February 27, 4:00 pm EST
As we discussed yesterday, the minutes from the most recent Fed meeting (which was still under Yellen) gave us some clues about the tone of a Powell-led Fed. They acknowledged the lift they expected from fiscal policy, which we didn’t hear all of last year, despite the clear telegraphing of it from the Trump administration. Powell was Trump appointed. And it looks like the Fed messaging will now reflect that.
This is from his prepared remarks today:
“The economic outlook remains strong. The robust job market should continue to support growth in household incomes and consumer spending, solid economic growth among our trading partners should lead to further gains in U.S. exports, and upbeat business sentiment and strong sales growth will likely continue to boost business investment. Moreover, fiscal policy is becoming more stimulative. In this environment, we anticipate that inflation on a 12-month basis will move up this year and stabilize around the FOMC’s 2 percent objective over the medium term. Wages should increase at a faster pace as well.”
So he’s bullish on economic output, wage growth and therefore, inflation. That’s bullish for rates.
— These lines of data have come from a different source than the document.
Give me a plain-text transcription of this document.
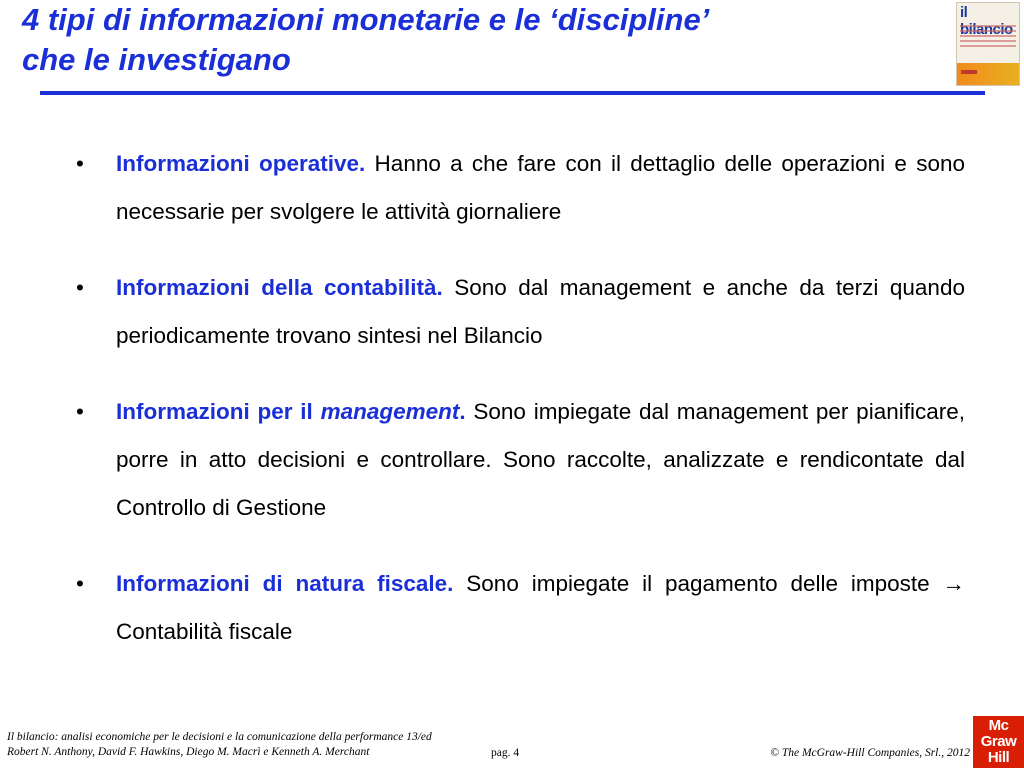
4 tipi di informazioni monetarie e le ‘discipline’
che le investigano
il
• Informazioni operative. Hanno a che fare con il dettaglio delle operazioni e sono necessarie per svolgere le attività giornaliere
• Informazioni della contabilità. Sono dal management e anche da terzi quando periodicamente trovano sintesi nel Bilancio
• Informazioni per il management. Sono impiegate dal management per pianificare, porre in atto decisioni e controllare. Sono raccolte, analizzate e rendicontate dal Controllo di Gestione
• Informazioni di natura fiscale. Sono impiegate il pagamento delle imposte → Contabilità fiscale
Il bilancio: analisi economiche per le decisioni e la comunicazione della performance 13/ed
Robert N. Anthony, David F. Hawkins, Diego M. Macrì e Kenneth A. Merchant	pag. 4	© The McGraw-Hill Companies, Srl., 2012
Mc
Graw
Hill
And, for the moment, what’s bullish for rates is bearish for stocks.
Oddly, on the same day Powell had his first testimony to Congress, the two former Fed chairs (Bernanke and Yellen) thought it was acceptable to host a chat about monetary policy this afternoon at the Brookings Institute.
It looked a bit like a partisan counter-punch. The same two former Fed Chairs that were, not long ago, begging Congress for fiscal stimulus to take some of the burden off of monetary policy, continue to (now) criticize the move. In fact, in Powell’s statement, he called the lack of fiscal response from Congress in past years, a headwind: “some of the headwinds the U.S. economy faced in previous years have turned into tailwinds: In particular, fiscal policy has become more stimulative.”
The takeaway from our first look at Powell: He doesn’t sound like a guy that will risk choking off the benefits of fiscal stimulus with overly aggressive “normalization” of monetary policy. That’s good.